Scientific Colloquium
2:00 p.m., Friday, April 24, 2015
Building 8 Auditorium - Please note the change of day, time, and location for this talk

THE JOHN BAHCALL LECTURE



ROBERT KIRSHNER

  Harvard University

Kirshner
"Hubble and the Extravagant Universe"
About the speaker:

Robert P. Kirshner is Clowes Professor of Science at Harvard University. He graduated from Harvard College in 1970 and received a Ph.D. in Astronomy at Caltech. He was a postdoc at the Kitt Peak National Observatory, and was on the faculty at the University of Michigan for 9 years, becoming Professor and Director of the McGraw-Hill Observatory. In 1986, he moved to the Harvard Astronomy Department. He served as Chair of the Department from 1990-1997 and was Director of the Optical and Infrared Division of the Center for Astrophysics from 1997-2003.

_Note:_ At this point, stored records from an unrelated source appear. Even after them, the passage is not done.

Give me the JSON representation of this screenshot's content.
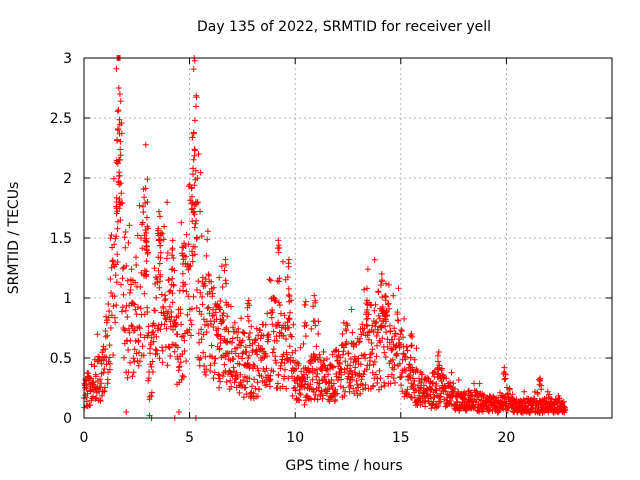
{
  "chart_data": {
    "type": "scatter",
    "title": "Day 135 of 2022, SRMTID for receiver yell",
    "xlabel": "GPS time / hours",
    "ylabel": "SRMTID / TECUs",
    "xlim": [
      0,
      25
    ],
    "ylim": [
      0,
      3
    ],
    "xticks": [
      0,
      5,
      10,
      15,
      20
    ],
    "xtick_labels": [
      "0",
      "5",
      "10",
      "15",
      "20"
    ],
    "yticks": [
      0,
      0.5,
      1,
      1.5,
      2,
      2.5,
      3
    ],
    "ytick_labels": [
      "0",
      "0.5",
      "1",
      "1.5",
      "2",
      "2.5",
      "3"
    ],
    "grid": true,
    "marker": "plus",
    "color": "#ff0000",
    "series": [
      {
        "name": "SRMTID",
        "envelope": [
          {
            "x": 0.0,
            "y": 0.22
          },
          {
            "x": 0.3,
            "y": 0.3
          },
          {
            "x": 0.7,
            "y": 0.38
          },
          {
            "x": 1.0,
            "y": 0.45
          },
          {
            "x": 1.3,
            "y": 0.9
          },
          {
            "x": 1.5,
            "y": 1.9
          },
          {
            "x": 1.65,
            "y": 2.75
          },
          {
            "x": 1.8,
            "y": 1.8
          },
          {
            "x": 2.0,
            "y": 0.8
          },
          {
            "x": 2.3,
            "y": 0.95
          },
          {
            "x": 2.6,
            "y": 0.85
          },
          {
            "x": 2.9,
            "y": 1.5
          },
          {
            "x": 3.1,
            "y": 0.4
          },
          {
            "x": 3.3,
            "y": 0.6
          },
          {
            "x": 3.6,
            "y": 1.2
          },
          {
            "x": 4.0,
            "y": 1.0
          },
          {
            "x": 4.4,
            "y": 0.7
          },
          {
            "x": 4.8,
            "y": 1.0
          },
          {
            "x": 5.1,
            "y": 1.6
          },
          {
            "x": 5.25,
            "y": 2.45
          },
          {
            "x": 5.4,
            "y": 1.3
          },
          {
            "x": 5.7,
            "y": 0.9
          },
          {
            "x": 6.0,
            "y": 0.8
          },
          {
            "x": 6.5,
            "y": 0.7
          },
          {
            "x": 7.0,
            "y": 0.55
          },
          {
            "x": 7.5,
            "y": 0.5
          },
          {
            "x": 8.0,
            "y": 0.45
          },
          {
            "x": 8.5,
            "y": 0.55
          },
          {
            "x": 9.0,
            "y": 0.75
          },
          {
            "x": 9.3,
            "y": 0.65
          },
          {
            "x": 9.7,
            "y": 0.7
          },
          {
            "x": 10.0,
            "y": 0.4
          },
          {
            "x": 10.5,
            "y": 0.3
          },
          {
            "x": 11.0,
            "y": 0.45
          },
          {
            "x": 11.5,
            "y": 0.35
          },
          {
            "x": 12.0,
            "y": 0.4
          },
          {
            "x": 12.5,
            "y": 0.45
          },
          {
            "x": 13.0,
            "y": 0.55
          },
          {
            "x": 13.5,
            "y": 0.7
          },
          {
            "x": 14.0,
            "y": 0.65
          },
          {
            "x": 14.5,
            "y": 0.75
          },
          {
            "x": 15.0,
            "y": 0.55
          },
          {
            "x": 15.5,
            "y": 0.3
          },
          {
            "x": 16.0,
            "y": 0.28
          },
          {
            "x": 16.5,
            "y": 0.22
          },
          {
            "x": 17.0,
            "y": 0.3
          },
          {
            "x": 17.5,
            "y": 0.18
          },
          {
            "x": 18.0,
            "y": 0.15
          },
          {
            "x": 18.5,
            "y": 0.16
          },
          {
            "x": 19.0,
            "y": 0.13
          },
          {
            "x": 19.5,
            "y": 0.12
          },
          {
            "x": 20.0,
            "y": 0.15
          },
          {
            "x": 20.5,
            "y": 0.1
          },
          {
            "x": 21.0,
            "y": 0.12
          },
          {
            "x": 21.5,
            "y": 0.11
          },
          {
            "x": 22.0,
            "y": 0.12
          },
          {
            "x": 22.5,
            "y": 0.1
          },
          {
            "x": 22.8,
            "y": 0.1
          }
        ],
        "peaks": [
          {
            "x": 1.65,
            "y": 2.75
          },
          {
            "x": 1.7,
            "y": 2.7
          },
          {
            "x": 1.6,
            "y": 2.4
          },
          {
            "x": 1.7,
            "y": 2.15
          },
          {
            "x": 1.55,
            "y": 1.8
          },
          {
            "x": 3.0,
            "y": 1.99
          },
          {
            "x": 3.0,
            "y": 1.8
          },
          {
            "x": 3.55,
            "y": 1.72
          },
          {
            "x": 3.6,
            "y": 1.68
          },
          {
            "x": 5.25,
            "y": 2.48
          },
          {
            "x": 5.2,
            "y": 2.37
          },
          {
            "x": 5.1,
            "y": 1.92
          },
          {
            "x": 5.3,
            "y": 1.8
          },
          {
            "x": 9.2,
            "y": 1.48
          },
          {
            "x": 9.7,
            "y": 1.32
          },
          {
            "x": 10.5,
            "y": 0.97
          },
          {
            "x": 10.9,
            "y": 1.02
          },
          {
            "x": 14.1,
            "y": 1.2
          },
          {
            "x": 14.3,
            "y": 1.12
          },
          {
            "x": 13.4,
            "y": 1.08
          },
          {
            "x": 15.5,
            "y": 0.7
          },
          {
            "x": 16.8,
            "y": 0.55
          },
          {
            "x": 19.9,
            "y": 0.42
          },
          {
            "x": 21.6,
            "y": 0.33
          },
          {
            "x": 7.8,
            "y": 0.98
          },
          {
            "x": 6.7,
            "y": 1.32
          },
          {
            "x": 6.4,
            "y": 1.17
          },
          {
            "x": 4.7,
            "y": 1.42
          },
          {
            "x": 4.2,
            "y": 1.48
          },
          {
            "x": 2.9,
            "y": 1.48
          }
        ],
        "lows": [
          {
            "x": 3.1,
            "y": 0.02
          },
          {
            "x": 3.2,
            "y": 0.0
          },
          {
            "x": 4.3,
            "y": 0.0
          },
          {
            "x": 4.5,
            "y": 0.05
          },
          {
            "x": 5.3,
            "y": 0.0
          },
          {
            "x": 2.0,
            "y": 0.05
          }
        ]
      }
    ]
  }
}
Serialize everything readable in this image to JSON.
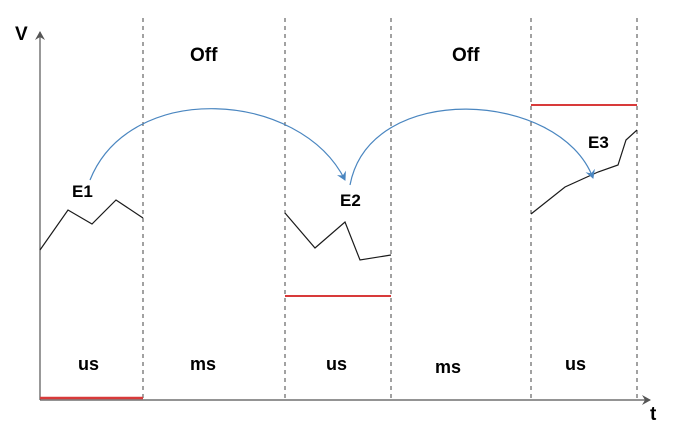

Professor Kirshner is an author of over 300 research papers dealing with supernovae and observational cosmology. His work with the "High-Z Supernova Team" on the acceleration of the Universe lead to the 2011 Nobel Prize in Physics, which was awarded to his students. Kirshner and the High-Z Team shared in the Gruber Prize for Cosmology in 2007, and the Fundamental Physics Breakthrough Prize in 2014. A member of the American Academy of Arts and Sciences, he was elected to the National Academy of Sciences in 1998 and the American Philosophical Society in 2004. He served as President of the American Astronomical Society from 2003-2005. Kirshner was given the Distinguished Alumni Award by Caltech in 2004 and received an honorary Doctor of Science from the University of Chicago in 2010. Kirshner was the Dannie Heineman Prize winner in Astrophysics in 2011, was awarded a Guggenheim Fellowship in 2012, and in 2015 was named Physics Laureate by the Wolf Foundation.

Kirshner is a frequent public lecturer on science. He is also the teacher of a General Education course for Harvard undergraduates entitled "The Energetic Universe." His popular-level book "The Extravagant Universe: exploding stars, dark energy, and the accelerating cosmos" was published by Princeton University Press.